Eine App als Innovationsmotor

Bestell-App für Brötchen: Chance oder Risiko?

Eine App zum Brötchen bestellen und Bonuspunkte sammeln: Eine Bäckerei geht damit kommendes Jahr an den Start. Das Ziel: viele neue Kunden. Welche Chancen und Risiken bringt so ein Mammut-Projekt mit sich?
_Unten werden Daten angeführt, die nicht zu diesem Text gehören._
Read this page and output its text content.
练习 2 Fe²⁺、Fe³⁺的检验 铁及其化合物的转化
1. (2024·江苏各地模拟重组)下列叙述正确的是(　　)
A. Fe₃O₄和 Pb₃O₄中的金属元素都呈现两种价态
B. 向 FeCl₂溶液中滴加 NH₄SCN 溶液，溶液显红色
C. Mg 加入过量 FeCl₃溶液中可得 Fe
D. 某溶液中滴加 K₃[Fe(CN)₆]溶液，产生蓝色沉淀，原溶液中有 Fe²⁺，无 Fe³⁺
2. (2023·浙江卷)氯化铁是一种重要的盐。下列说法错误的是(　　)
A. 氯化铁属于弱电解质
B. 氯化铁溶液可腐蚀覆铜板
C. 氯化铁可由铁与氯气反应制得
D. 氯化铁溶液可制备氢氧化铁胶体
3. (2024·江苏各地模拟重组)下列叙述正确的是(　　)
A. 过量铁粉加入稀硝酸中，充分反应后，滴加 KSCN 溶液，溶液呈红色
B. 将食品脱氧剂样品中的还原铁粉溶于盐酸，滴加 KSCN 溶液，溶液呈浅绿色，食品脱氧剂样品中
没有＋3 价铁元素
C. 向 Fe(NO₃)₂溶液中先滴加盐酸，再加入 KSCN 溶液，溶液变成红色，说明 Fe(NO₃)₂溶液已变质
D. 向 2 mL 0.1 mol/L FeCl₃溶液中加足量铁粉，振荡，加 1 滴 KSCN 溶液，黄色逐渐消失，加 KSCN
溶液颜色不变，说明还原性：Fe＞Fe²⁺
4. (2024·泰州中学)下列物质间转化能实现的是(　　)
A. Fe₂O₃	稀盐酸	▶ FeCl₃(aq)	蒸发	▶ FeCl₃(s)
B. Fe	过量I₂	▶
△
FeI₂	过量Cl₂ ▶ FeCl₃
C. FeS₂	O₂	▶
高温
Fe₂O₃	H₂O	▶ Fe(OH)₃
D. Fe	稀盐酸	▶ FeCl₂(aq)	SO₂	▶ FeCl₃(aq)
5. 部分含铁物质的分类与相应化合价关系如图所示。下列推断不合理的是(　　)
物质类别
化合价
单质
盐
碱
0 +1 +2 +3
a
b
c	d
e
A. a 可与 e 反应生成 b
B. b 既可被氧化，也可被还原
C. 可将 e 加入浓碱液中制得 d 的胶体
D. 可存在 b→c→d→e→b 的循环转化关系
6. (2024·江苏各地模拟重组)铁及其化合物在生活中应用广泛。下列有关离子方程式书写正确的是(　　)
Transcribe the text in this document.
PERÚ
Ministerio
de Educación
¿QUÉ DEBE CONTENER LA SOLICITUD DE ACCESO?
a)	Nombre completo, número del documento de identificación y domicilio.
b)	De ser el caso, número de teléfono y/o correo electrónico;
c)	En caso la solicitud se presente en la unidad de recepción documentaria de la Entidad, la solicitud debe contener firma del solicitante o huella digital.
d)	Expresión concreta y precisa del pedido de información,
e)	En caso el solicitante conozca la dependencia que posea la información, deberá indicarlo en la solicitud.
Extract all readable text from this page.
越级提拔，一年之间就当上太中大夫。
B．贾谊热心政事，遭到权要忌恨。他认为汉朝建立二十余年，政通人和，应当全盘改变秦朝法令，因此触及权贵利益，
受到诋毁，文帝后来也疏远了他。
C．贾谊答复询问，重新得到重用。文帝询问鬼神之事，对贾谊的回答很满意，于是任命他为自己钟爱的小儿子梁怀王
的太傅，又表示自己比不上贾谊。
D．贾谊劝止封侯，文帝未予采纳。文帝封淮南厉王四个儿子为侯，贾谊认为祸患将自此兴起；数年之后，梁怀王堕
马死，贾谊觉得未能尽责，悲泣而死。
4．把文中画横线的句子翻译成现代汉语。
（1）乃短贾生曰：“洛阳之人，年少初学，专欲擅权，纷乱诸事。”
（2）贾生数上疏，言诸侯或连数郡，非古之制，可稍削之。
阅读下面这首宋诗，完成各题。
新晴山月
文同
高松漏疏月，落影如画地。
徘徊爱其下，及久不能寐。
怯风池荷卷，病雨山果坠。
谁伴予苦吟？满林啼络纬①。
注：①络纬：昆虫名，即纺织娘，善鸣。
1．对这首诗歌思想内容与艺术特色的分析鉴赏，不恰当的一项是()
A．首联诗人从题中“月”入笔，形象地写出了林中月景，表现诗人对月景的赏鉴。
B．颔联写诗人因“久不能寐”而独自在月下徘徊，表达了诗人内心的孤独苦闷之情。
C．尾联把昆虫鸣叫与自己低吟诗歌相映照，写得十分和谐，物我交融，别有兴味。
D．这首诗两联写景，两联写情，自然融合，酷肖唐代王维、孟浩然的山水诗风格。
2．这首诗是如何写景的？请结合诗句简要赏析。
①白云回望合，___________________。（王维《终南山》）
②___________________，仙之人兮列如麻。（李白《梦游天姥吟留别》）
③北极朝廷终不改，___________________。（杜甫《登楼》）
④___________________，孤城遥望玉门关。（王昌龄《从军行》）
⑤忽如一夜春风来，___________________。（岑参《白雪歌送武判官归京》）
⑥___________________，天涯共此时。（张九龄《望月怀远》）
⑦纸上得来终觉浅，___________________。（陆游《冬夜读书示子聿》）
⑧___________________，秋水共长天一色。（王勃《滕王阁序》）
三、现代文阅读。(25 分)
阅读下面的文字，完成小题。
Eigentlich eine super Idee: Der Außer-Haus-Verkauf von belegten Brötchen und Kaffee boomt. Deshalb hat die Bäckerei Kruse gemeinsam mit Studenten der Uni Lüneburg eine App entwickelt. Sie soll junge Kunden locken.

Was kann die App?
Kunden können am Abend zuvor das Brötchen mit ihrem Lieblingsbelag per Smartphone oder Tablet bestellen und morgens in einer der 19 Filialen der Bäckerei Kruse abholen.

Auch das bewährte Bonuspunkte-System für Brot und Kaffee soll integriert sein: Wer eine bestimmte Anzahl Brote oder Kaffee gekauft hat, bekommt ein Produkt gratis.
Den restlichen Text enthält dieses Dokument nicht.